The evaluation of treatment from the patient's perspective (Patient Reported Outcomes, PROs) currently remains one of the most vibrant and dynamically developing fields of research. Among PROs, patient self-assessment of various symptoms, including one's psychological state, is of great importance. Anxiety is one of the most frequently observed psychological reactions among patients awaiting various surgeries, and may occur even in up to 80% of patients scheduled for high-risk surgical procedures. An increased level of preoperative anxiety has been proved to be related to negative consequences, both psychological and somatic, and affecting, in consequence, anaesthesia, postoperative care and treatment, along with the rehabilitation process.

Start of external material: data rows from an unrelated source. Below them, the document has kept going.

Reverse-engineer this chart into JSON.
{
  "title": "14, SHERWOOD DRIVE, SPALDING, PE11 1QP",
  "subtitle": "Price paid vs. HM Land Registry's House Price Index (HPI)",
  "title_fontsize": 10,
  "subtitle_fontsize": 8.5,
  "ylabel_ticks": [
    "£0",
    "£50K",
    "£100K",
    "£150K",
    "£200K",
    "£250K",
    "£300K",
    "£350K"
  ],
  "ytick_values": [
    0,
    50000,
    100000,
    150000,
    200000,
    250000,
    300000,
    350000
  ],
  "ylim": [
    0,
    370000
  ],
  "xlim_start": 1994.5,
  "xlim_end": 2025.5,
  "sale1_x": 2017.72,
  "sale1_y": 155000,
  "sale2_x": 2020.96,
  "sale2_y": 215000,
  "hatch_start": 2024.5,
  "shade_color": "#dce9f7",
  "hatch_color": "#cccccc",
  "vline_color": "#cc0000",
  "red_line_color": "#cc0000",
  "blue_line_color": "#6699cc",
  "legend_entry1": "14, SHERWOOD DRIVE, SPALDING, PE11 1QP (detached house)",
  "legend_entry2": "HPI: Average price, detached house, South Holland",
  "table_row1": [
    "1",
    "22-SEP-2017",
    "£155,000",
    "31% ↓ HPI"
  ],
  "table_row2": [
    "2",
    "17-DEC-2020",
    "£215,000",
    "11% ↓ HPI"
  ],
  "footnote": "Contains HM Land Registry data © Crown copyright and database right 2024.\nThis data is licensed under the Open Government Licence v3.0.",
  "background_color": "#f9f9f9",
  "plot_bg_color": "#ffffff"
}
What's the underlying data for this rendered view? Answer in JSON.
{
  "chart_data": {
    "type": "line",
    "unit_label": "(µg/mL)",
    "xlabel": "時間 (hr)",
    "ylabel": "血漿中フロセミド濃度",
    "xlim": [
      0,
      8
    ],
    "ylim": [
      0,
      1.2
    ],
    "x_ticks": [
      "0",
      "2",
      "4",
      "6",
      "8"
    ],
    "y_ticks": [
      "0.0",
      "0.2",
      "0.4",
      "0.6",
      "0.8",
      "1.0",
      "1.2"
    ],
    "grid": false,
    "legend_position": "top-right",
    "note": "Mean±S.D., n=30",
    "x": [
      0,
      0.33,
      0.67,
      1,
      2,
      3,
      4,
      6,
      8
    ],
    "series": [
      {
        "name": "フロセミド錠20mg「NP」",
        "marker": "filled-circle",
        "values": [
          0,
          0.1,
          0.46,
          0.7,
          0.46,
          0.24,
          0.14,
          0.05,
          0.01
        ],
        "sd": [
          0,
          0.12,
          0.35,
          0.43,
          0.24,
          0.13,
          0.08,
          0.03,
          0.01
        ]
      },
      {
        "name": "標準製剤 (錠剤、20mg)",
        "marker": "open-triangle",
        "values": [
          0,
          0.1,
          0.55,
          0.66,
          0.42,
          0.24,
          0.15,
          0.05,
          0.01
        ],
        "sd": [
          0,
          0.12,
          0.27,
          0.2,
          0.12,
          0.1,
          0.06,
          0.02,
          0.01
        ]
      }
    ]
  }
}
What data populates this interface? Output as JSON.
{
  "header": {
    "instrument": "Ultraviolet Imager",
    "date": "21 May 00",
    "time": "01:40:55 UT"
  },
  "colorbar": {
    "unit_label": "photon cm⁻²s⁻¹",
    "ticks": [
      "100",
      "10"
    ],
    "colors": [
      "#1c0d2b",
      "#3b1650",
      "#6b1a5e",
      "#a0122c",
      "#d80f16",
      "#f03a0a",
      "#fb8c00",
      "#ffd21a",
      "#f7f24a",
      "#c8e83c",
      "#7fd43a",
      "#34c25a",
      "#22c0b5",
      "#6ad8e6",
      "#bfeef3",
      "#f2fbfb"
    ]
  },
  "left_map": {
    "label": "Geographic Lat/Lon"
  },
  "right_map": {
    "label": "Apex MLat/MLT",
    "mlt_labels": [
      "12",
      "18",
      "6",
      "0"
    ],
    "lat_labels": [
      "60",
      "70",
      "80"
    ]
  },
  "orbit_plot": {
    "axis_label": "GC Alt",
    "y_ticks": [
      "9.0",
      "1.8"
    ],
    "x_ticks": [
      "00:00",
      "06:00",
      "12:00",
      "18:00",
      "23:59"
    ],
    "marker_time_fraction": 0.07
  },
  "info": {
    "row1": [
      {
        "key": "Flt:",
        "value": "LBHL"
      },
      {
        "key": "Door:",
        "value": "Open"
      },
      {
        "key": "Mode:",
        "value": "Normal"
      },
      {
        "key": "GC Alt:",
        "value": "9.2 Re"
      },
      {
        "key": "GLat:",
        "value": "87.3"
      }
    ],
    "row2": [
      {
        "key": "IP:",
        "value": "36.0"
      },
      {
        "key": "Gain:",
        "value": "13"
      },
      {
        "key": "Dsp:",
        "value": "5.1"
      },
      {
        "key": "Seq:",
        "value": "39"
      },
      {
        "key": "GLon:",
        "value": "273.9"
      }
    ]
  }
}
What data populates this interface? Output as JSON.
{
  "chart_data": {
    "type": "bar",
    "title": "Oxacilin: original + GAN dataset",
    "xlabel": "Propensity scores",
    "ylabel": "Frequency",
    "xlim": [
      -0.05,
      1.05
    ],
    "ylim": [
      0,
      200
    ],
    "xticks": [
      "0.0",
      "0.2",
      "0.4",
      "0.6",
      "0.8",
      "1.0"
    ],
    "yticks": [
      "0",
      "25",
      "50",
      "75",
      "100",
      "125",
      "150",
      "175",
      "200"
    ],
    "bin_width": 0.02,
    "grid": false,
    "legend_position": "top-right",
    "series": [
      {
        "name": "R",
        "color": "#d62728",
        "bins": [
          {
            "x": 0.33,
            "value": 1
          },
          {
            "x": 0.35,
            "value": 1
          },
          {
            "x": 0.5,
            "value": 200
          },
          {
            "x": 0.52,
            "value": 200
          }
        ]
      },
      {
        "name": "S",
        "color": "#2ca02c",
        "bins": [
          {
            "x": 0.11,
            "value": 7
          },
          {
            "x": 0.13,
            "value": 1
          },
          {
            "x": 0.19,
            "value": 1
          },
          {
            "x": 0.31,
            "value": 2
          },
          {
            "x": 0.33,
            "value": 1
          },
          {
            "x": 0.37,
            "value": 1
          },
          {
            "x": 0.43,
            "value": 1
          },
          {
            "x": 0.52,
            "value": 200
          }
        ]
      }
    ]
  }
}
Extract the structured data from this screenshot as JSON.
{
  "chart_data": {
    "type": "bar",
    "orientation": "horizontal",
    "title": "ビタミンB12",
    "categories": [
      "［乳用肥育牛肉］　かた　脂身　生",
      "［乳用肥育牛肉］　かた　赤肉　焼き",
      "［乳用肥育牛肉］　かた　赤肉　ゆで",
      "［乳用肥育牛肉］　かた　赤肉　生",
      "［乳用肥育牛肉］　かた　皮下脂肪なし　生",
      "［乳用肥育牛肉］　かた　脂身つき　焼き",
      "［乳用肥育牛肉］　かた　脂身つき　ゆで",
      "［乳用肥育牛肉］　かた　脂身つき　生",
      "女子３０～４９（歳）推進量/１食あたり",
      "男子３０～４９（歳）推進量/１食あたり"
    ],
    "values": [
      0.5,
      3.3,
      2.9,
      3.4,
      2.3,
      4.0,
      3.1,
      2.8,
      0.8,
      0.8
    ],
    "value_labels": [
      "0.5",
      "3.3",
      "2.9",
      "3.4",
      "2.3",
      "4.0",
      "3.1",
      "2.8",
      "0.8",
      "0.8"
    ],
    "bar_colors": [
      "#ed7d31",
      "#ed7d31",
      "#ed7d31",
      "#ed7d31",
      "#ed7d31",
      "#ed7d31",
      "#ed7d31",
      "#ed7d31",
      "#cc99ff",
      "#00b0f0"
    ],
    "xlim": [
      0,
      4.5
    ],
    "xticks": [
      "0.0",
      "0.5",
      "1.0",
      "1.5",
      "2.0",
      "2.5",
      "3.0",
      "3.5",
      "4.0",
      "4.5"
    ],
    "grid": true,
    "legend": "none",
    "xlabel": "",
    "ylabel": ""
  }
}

It is also considered as a risk factor for mortality in patients after surgeries. Planning of necessary educational, pharmacological and psychological interventions should be preceded by the evaluation of anxiety level which should be considered a routine element of preoperative care. The assessment of anxiety intensity may be performed using psychometric scales. Various factors should be taken into consideration while choosing the scale, including its reliability and accuracy, the aim of the assessment, the patient's age and clinical state, as well as the type of surgery being planned. In the current article, we present standardised and reliable methods which may be used in the evaluation of preoperative anxiety among patients scheduled for surgery, namely: the State-Trait Anxiety Inventory (STAI); the Hospital Anxiety and Depression Scale (HADS); the Amsterdam Preoperative Anxiety and Information Scale (APAIS); and the Visual Analogue Scale (VAS). A detailed description of the scales, including their main advantages and limitations, as well as their usefulness in both clinical evaluation of various patients' groups and scientific research are presented.